Diseñé con mi pareja una relación no-monógama que tiene la posibilidad de pausarse si la realidad se nos desploma, y gestionar otros vínculos y encuentros representa un esfuerzo titánico. Tengo la certeza de que, por más personas y experiencias nuevas entren a nuestras vidas mientras todo fluctúa, tenemos la intención de seguir cultivando el hogar que estamos construyendo, de que la ternura, los cuidados y la empatía son una constante. He aprendido que establecer una prioridad y nombrar relaciones no es un retroceso. He encontrado sosiego en saber que tengo un lugar en el que soy deseada, bienvenida, albergada. Que en este país que desprecia a las mujeres, puedo salir a incendiar la ciudad porque no queda de otra y puedo romperme y habrá alguien que me ama y me puede ayudar a recuperar los fragmentos que se desmoronaron en el camino. Que cuando la ansiedad por la catástrofe climática se acerque, habrá alguien con quién tirarme a la cama a comer helado y ver videos de perritos haciendo cosas. Al fin me decidí a construir refugios.  

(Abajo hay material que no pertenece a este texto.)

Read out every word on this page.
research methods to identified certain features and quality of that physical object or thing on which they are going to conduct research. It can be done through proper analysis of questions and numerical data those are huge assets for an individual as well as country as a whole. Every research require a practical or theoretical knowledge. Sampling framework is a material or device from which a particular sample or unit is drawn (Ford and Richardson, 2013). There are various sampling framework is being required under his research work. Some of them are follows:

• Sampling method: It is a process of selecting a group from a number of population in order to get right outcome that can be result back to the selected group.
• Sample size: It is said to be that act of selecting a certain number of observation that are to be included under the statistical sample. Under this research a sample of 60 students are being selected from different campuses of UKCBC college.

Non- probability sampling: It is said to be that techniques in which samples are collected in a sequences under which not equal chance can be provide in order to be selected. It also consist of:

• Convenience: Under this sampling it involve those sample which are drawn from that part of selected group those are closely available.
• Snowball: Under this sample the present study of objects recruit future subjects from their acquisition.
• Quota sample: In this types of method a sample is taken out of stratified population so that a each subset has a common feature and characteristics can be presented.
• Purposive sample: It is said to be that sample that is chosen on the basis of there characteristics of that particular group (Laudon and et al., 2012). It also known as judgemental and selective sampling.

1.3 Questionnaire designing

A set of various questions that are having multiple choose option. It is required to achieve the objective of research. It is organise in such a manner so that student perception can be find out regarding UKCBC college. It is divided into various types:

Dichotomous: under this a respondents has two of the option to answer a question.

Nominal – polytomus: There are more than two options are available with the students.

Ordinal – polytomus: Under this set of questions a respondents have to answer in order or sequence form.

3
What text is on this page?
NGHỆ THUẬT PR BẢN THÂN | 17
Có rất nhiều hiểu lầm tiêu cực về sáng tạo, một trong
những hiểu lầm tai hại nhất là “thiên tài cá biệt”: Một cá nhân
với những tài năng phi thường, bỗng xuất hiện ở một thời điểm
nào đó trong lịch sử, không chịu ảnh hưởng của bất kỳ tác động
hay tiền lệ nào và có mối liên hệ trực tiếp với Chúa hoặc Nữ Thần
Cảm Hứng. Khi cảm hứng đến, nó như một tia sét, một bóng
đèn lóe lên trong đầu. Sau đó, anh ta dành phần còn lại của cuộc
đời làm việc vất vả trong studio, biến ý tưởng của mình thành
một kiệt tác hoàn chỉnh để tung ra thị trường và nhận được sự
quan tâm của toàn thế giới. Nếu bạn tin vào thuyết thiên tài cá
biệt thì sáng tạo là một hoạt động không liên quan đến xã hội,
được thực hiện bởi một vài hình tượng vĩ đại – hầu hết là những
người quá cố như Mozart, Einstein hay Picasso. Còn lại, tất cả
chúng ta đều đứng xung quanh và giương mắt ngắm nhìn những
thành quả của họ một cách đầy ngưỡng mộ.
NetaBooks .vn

Ojalá aquel día del vestido, hubiera podido decirle a mi yo de dieciséis años que las personas no somos vestidos. Que las telas no tienen la capacidad de expandirse para albergar crecimiento. Que, por fortuna, las personas sí. Que otras formas de amar lejos de la monogamia y la exclusividad son posibles. Que las renuncias ocurren en todo momento, hasta en las elecciones más nimias. Que la decisión de construir vida con alguien es menos como un monstruo del cual escabullirnos hasta que nos alcanza y nos absorbe la energía y más como una acción consciente que emociona cuando existe afinidad, amor, cercanía y reciprocidad. Que es liberador no disimular las heridas para no incomodar. Que sobre los momentos incómodos, sobre los quiebres y las ansiedades, también se puede edificar intimidad y ternura. Que cierta estabilidad en un mundo que nos agrede diario, sienta bien.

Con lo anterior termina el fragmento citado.